The show was being put on at a Minor League baseball stadium about twenty minutes from my parents’ that’s always been the perfect place for pyrotechnics; we used to go there for the Fourth when I was a kid. Until I went to college I came here every Independence Day, first with my parents and Solly, then with a swarm of classmates, and by my last years in high school with guys in their hand-me-down family cars—not watching the show, just using the dark and crowds and noise as camouflage. That was when the stadium was small and dilapidated, with wooden seats, before it was renovated into the slick behemoth it is now.
I led the others into the elevator and we went all the way to the last row, where the view was worst for sports but best for fireworks. It had been a hot day but now a breeze swept up and chilled me; I’d remembered to bring a jacket for Lena, but not one for myself. As we filed along into our seats my arms came up in goosebumps.
Ned would have to work hard to find us, I figured, and of course there was no good reason he should try: no photo op, no obvious prospect of gain. Then again, hounding me seemed to be its own reward. He was always able to trace my movements. And he’d said he was coming.
Tumbling acrobats erupted onto the field, frolicked and ran off again; lumpy costumed creatures ran out next, waggling their top-heavy bodies, possibly cartoon animals connected to a TV show. Tinny pop music blared loudly from a bad sound system to accompany their antics, then mercifully cut off. Vendors of popcorn and glow-in-the-dark novelties moved among the seats; I bought Lena a whistle in the colors of the rainbow. Finally the main show started, a local orchestra that tuned up and launched into a jumbled rendition of the 1812 Overture.
Maybe it wasn’t jumbled, I thought, maybe the flaw was in my ear, maybe Ned’s long fingers had twisted even the music that I heard.
Lena bounced off my lap in delight when the first firecrackers shot into the sky. She’d moved along to sit with Main Linda by the time, a few minutes later, her father appeared at the end of our row.
He wasn’t wearing a suit and tie for once; in a jacket and a polo shirt he was strictly business casual. Where was his bodyguard, I thought, his driver, the fake Secret Service guy? There was always one of them at least, but I saw no one near. Maybe they were seated somewhere, hidden in the crowd.

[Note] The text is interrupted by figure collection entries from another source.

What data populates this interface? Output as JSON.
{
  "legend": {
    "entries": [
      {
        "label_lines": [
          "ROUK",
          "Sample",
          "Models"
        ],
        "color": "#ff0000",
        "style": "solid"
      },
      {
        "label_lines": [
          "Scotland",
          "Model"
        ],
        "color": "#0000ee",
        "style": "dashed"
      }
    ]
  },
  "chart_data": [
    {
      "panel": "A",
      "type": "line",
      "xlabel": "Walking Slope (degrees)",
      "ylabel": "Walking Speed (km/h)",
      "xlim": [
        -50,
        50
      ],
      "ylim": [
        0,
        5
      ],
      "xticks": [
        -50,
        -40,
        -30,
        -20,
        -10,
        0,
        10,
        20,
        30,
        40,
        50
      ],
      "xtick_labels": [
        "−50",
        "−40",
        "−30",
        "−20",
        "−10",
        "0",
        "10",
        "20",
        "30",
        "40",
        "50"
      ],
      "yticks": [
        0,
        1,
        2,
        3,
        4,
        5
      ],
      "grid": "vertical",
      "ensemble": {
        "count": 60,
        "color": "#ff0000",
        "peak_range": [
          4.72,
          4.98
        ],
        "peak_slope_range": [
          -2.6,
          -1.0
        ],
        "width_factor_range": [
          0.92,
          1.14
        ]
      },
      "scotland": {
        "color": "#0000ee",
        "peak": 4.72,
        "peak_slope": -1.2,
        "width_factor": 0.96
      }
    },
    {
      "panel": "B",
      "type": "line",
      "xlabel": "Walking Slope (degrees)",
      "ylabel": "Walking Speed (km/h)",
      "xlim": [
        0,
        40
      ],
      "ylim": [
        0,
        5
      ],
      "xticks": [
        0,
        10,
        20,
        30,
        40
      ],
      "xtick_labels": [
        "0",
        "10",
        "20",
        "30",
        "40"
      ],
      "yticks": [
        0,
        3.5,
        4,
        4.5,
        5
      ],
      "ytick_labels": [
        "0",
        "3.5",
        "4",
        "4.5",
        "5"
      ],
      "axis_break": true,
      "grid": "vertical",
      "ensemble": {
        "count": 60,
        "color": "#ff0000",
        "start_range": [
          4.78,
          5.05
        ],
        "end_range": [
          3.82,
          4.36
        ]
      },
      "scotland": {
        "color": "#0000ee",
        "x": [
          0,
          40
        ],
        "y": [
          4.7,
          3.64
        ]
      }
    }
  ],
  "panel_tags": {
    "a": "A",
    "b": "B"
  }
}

I moved out toward him instantly, exactly as though I wanted to be in his company and sought it out—and I did want to, I wanted nothing more than to reach him at that moment. Instead of a rush of adrenaline or heavy dread it was a stolid calm that guided my progress; I barely noticed the guests as I inched myself along between their jutting-out knees and the seatbacks in front of us. It was almost romantic, as though, beneath the falling pink stars and showers of green, there was no one anymore but Ned and me.
Stepping onto the catwalk I remembered parking with a boyfriend senior year, just a few steps from the stadium wall. I knew the moldy smell of the seats in his car, the lacy brown rust along the bottom of the doors, and how we’d thought of the fireworks as our soundtrack—the world was about us. We were sure of that as we made out, moving in the darkness of the car with our long, lean arms and legs bound up in each other, that soft skin tingling over the curves, thrilled by the conviction that this here, this was the only and the all. There was no question, then, that the world had been created as our scenery.
That was the bliss of being young, the pure egoist joy. But if you get old and don’t grow out of it, I thought, looking up at my husband, you are ruined.
Maybe he’d never had a chance for that. Maybe he never had that kind of youth. Maybe he could only feel it now.
I leaned in as though I wanted to kiss him, and though I don’t think he believed or wished for that anymore he must have been surprised for a moment. He’s always assumed I’m harmless, pathetically harmless, and that gave me a couple of seconds’ grace to slam my hands against his chest. I was feeling nothing for him then but a pity that stretched all the way back to his childhood, all the way back to before he was him.
At the second of contact I saw how the guests had been drawn together, dots gathering around a node or birds flocking to a flyway. I saw Ned and his ominous host converging on us like a machine army—even the child in the subway train, even the air in the tires of my car, even the fire that had burned the house, all these were his armaments. I saw in every granule and wave how my husband’s power had seemed impossible, how it had borne the sheen of dark magic for me but was constituted of energy, energy subverted.
And when the heels of my hands came off him again, the images faded.